Imitation is the Sincerest Form of Flattery

September 4, 2013 | by: Grant Blankenship | 0 comments

I remember one time as my family was driving to church, my attempt to be on time was thwarted by someone going the speed limit. Apparently, they didn’t know that speed limits don’t apply on Sunday mornings and that all major thoroughfares are automatically turned into the autobahn. Anyway, I muttered something under my breath as I tried to maneuver around the other responsible driver and my 7 year old daughter asked one of those questions that we as parents never forget. She asked, “Daddy, is that guy an idiot?”. My wife started laughing. I couldn’t imagine where my daughter came up with that kind of idea. Of course I know where she came up with it. She had heard her father call other people idiots while driving numerous times and she wanted to just confirm that what she was thinking what I was thinking.

Any parent or anyone that has spent time with a small child for any length of time knows the propensity for them to imitate our character traits. Often times, the flaws. We can all remember the first curse word our children uttered and us frantically searching for someone or something to blame it on. We all remember when our child reacted poorly to a situation; slamming a door, throwing a toy, yelling at a younger sibling, the list goes on. And usually after some thought and conviction we realized that they learned exactly how to react to those situations by watching and imitating us.

Another example is language.
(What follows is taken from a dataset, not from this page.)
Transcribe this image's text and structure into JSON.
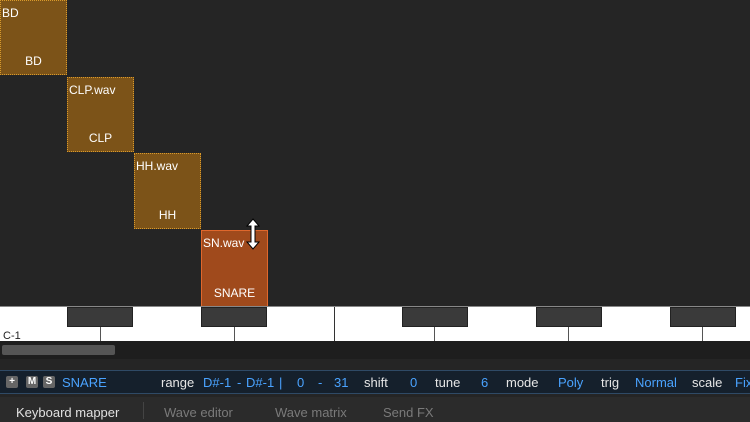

Why does a child that grows up with parents that have a southern accent not develop a Midwestern accent? Why does a child that grows up in Montreal not develop a Boston accent? There is an age at which a child has an amazing capacity to imitate and learn from their surroundings. Studies have been done on the brain of a child during their early years. At that age, a child has the ability to soak up amazing amounts of information from their surroundings. They can easily learn multiple languages intuitively and not memorized. They can absorb, understand and repeat multiple physical tasks and mannerisms instinctively; even sign language.
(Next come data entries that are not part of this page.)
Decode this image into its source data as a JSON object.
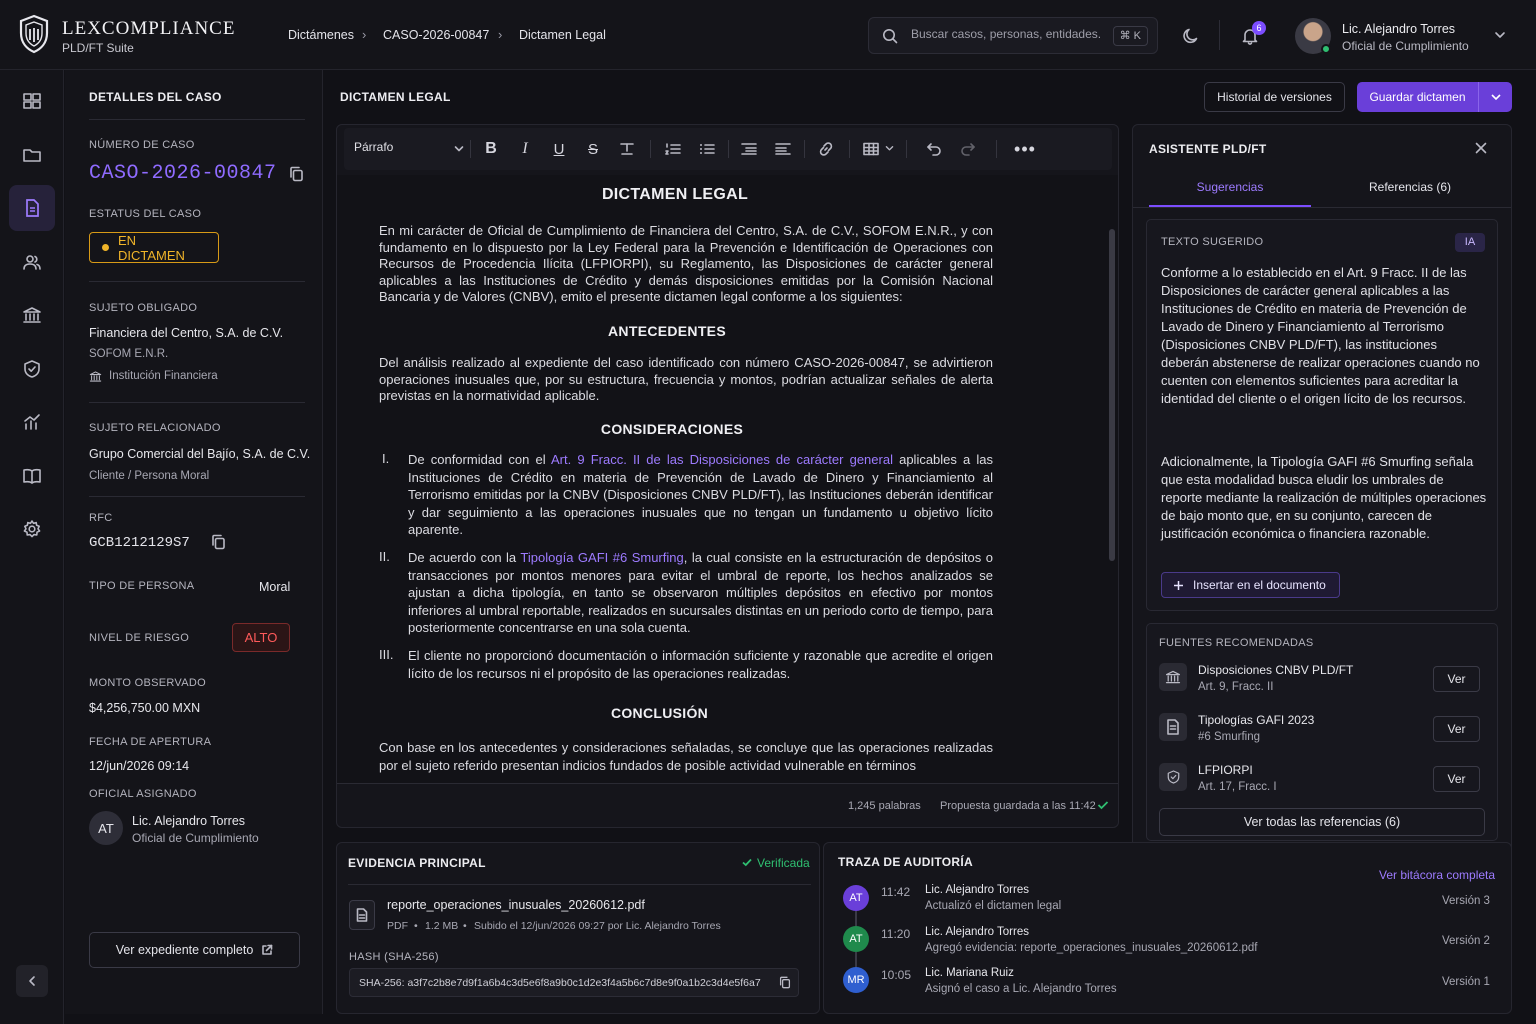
{
  "brand": {
    "title": "LEXCOMPLIANCE",
    "subtitle": "PLD/FT Suite"
  },
  "breadcrumb": [
    "Dictámenes",
    "CASO-2026-00847",
    "Dictamen Legal"
  ],
  "search": {
    "placeholder": "Buscar casos, personas, entidades...",
    "shortcut": "⌘ K"
  },
  "notifications": {
    "count": "6"
  },
  "user": {
    "name": "Lic. Alejandro Torres",
    "role": "Oficial de Cumplimiento"
  },
  "details": {
    "title": "DETALLES DEL CASO",
    "case_number_label": "NÚMERO DE CASO",
    "case_number": "CASO-2026-00847",
    "status_label": "ESTATUS DEL CASO",
    "status": "EN DICTAMEN",
    "obligated_label": "SUJETO OBLIGADO",
    "obligated_name": "Financiera del Centro, S.A. de C.V.",
    "obligated_type": "SOFOM E.N.R.",
    "obligated_kind": "Institución Financiera",
    "related_label": "SUJETO RELACIONADO",
    "related_name": "Grupo Comercial del Bajío, S.A. de C.V.",
    "related_kind": "Cliente / Persona Moral",
    "rfc_label": "RFC",
    "rfc": "GCB1212129S7",
    "person_type_label": "TIPO DE PERSONA",
    "person_type": "Moral",
    "risk_label": "NIVEL DE RIESGO",
    "risk": "ALTO",
    "amount_label": "MONTO OBSERVADO",
    "amount": "$4,256,750.00 MXN",
    "opened_label": "FECHA DE APERTURA",
    "opened": "12/jun/2026 09:14",
    "officer_label": "OFICIAL ASIGNADO",
    "officer_initials": "AT",
    "officer_name": "Lic. Alejandro Torres",
    "officer_role": "Oficial de Cumplimiento",
    "full_file_button": "Ver expediente completo"
  },
  "center": {
    "title": "DICTAMEN LEGAL",
    "history_button": "Historial de versiones",
    "save_button": "Guardar dictamen"
  },
  "toolbar": {
    "paragraph_style": "Párrafo"
  },
  "document": {
    "title": "DICTAMEN LEGAL",
    "intro": "En mi carácter de Oficial de Cumplimiento de Financiera del Centro, S.A. de C.V., SOFOM E.N.R., y con fundamento en lo dispuesto por la Ley Federal para la Prevención e Identificación de Operaciones con Recursos de Procedencia Ilícita (LFPIORPI), su Reglamento, las Disposiciones de carácter general aplicables a las Instituciones de Crédito y demás disposiciones emitidas por la Comisión Nacional Bancaria y de Valores (CNBV), emito el presente dictamen legal conforme a los siguientes:",
    "h_antecedentes": "ANTECEDENTES",
    "antecedentes": "Del análisis realizado al expediente del caso identificado con número CASO-2026-00847, se advirtieron operaciones inusuales que, por su estructura, frecuencia y montos, podrían actualizar señales de alerta previstas en la normatividad aplicable.",
    "h_consideraciones": "CONSIDERACIONES",
    "c1_num": "I.",
    "c1_pre": "De conformidad con el ",
    "c1_link": "Art. 9 Fracc. II de las Disposiciones de carácter general",
    "c1_post": " aplicables a las Instituciones de Crédito en materia de Prevención de Lavado de Dinero y Financiamiento al Terrorismo emitidas por la CNBV (Disposiciones CNBV PLD/FT), las Instituciones deberán identificar y dar seguimiento a las operaciones inusuales que no tengan un fundamento u objetivo lícito aparente.",
    "c2_num": "II.",
    "c2_pre": "De acuerdo con la ",
    "c2_link": "Tipología GAFI #6 Smurfing",
    "c2_post": ", la cual consiste en la estructuración de depósitos o transacciones por montos menores para evitar el umbral de reporte, los hechos analizados se ajustan a dicha tipología, en tanto se observaron múltiples depósitos en efectivo por montos inferiores al umbral reportable, realizados en sucursales distintas en un periodo corto de tiempo, para posteriormente concentrarse en una sola cuenta.",
    "c3_num": "III.",
    "c3_text": "El cliente no proporcionó documentación o información suficiente y razonable que acredite el origen lícito de los recursos ni el propósito de las operaciones realizadas.",
    "h_conclusion": "CONCLUSIÓN",
    "conclusion": "Con base en los antecedentes y consideraciones señaladas, se concluye que las operaciones realizadas por el sujeto referido presentan indicios fundados de posible actividad vulnerable en términos"
  },
  "editor_footer": {
    "words": "1,245 palabras",
    "saved": "Propuesta guardada a las 11:42"
  },
  "assistant": {
    "title": "ASISTENTE PLD/FT",
    "tab_suggestions": "Sugerencias",
    "tab_references": "Referencias (6)",
    "suggested_label": "TEXTO SUGERIDO",
    "ai_badge": "IA",
    "suggestion_p1": "Conforme a lo establecido en el Art. 9 Fracc. II de las Disposiciones de carácter general aplicables a las Instituciones de Crédito en materia de Prevención de Lavado de Dinero y Financiamiento al Terrorismo (Disposiciones CNBV PLD/FT), las instituciones deberán abstenerse de realizar operaciones cuando no cuenten con elementos suficientes para acreditar la identidad del cliente o el origen lícito de los recursos.",
    "suggestion_p2": "Adicionalmente, la Tipología GAFI #6 Smurfing señala que esta modalidad busca eludir los umbrales de reporte mediante la realización de múltiples operaciones de bajo monto que, en su conjunto, carecen de justificación económica o financiera razonable.",
    "insert_button": "Insertar en el documento",
    "sources_label": "FUENTES RECOMENDADAS",
    "sources": [
      {
        "title": "Disposiciones CNBV PLD/FT",
        "sub": "Art. 9, Fracc. II",
        "action": "Ver"
      },
      {
        "title": "Tipologías GAFI 2023",
        "sub": "#6 Smurfing",
        "action": "Ver"
      },
      {
        "title": "LFPIORPI",
        "sub": "Art. 17, Fracc. I",
        "action": "Ver"
      }
    ],
    "all_refs_button": "Ver todas las referencias (6)"
  },
  "evidence": {
    "title": "EVIDENCIA PRINCIPAL",
    "verified": "Verificada",
    "file_name": "reporte_operaciones_inusuales_20260612.pdf",
    "file_type": "PDF",
    "file_size": "1.2 MB",
    "file_uploaded": "Subido el 12/jun/2026 09:27 por Lic. Alejandro Torres",
    "hash_label": "HASH (SHA-256)",
    "hash": "SHA-256: a3f7c2b8e7d9f1a6b4c3d5e6f8a9b0c1d2e3f4a5b6c7d8e9f0a1b2c3d4e5f6a7"
  },
  "audit": {
    "title": "TRAZA DE AUDITORÍA",
    "full_log_link": "Ver bitácora completa",
    "entries": [
      {
        "initials": "AT",
        "time": "11:42",
        "user": "Lic. Alejandro Torres",
        "action": "Actualizó el dictamen legal",
        "version": "Versión 3",
        "color": "#6a3fd9"
      },
      {
        "initials": "AT",
        "time": "11:20",
        "user": "Lic. Alejandro Torres",
        "action": "Agregó evidencia: reporte_operaciones_inusuales_20260612.pdf",
        "version": "Versión 2",
        "color": "#1f8a4c"
      },
      {
        "initials": "MR",
        "time": "10:05",
        "user": "Lic. Mariana Ruiz",
        "action": "Asignó el caso a Lic. Alejandro Torres",
        "version": "Versión 1",
        "color": "#2f5fd0"
      }
    ]
  },
  "colors": {
    "accent": "#7c4dff",
    "status": "#f0b429",
    "risk": "#ff5a5a",
    "verified": "#2fbf71"
  }
}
Ephesians 5 starts “Therefore be imitators of God, as beloved children.” And then continues a few verses later, “Walk as children of light (for the fruit of light is found in all that is good and right and true), and try to discern what is pleasing to the Lord.” We have all heard that the greatest form of flattery is imitation. At the heart of a child imitating their parents is flattery; but not in a bad sense. A child wants to be like their parents and by imitating them is showing them adulation.

I don’t think it is a mistake that Paul included in the first sentence of Ephesians 5 to imitate God “as beloved children.” I think he knew how children desire to imitate their parents. But what if you as a parent were perfect and the only thing your child could imitate was perfection. There were no outside influences, friends or other family that they could imitate? Would they imitate your perfection? Sadly, no. We understand that man is sinful at the core. There is a reason why we don’t have to teach our children to throw fits or steal toys. They know that all by themselves. However, we have been reborn. We are a new creation. We have been given a new heart. Spiritually, we have returned to childhood. Scripture constantly refers to us as children. How we are to have faith, how we are to relate to our Father, how we are born again. One of the best ways we have to glorify God, our Father, is to look for ways to imitate Him.

This week as we live our lives as adults, look for ways to glorify God by acting like a child imitating their Father.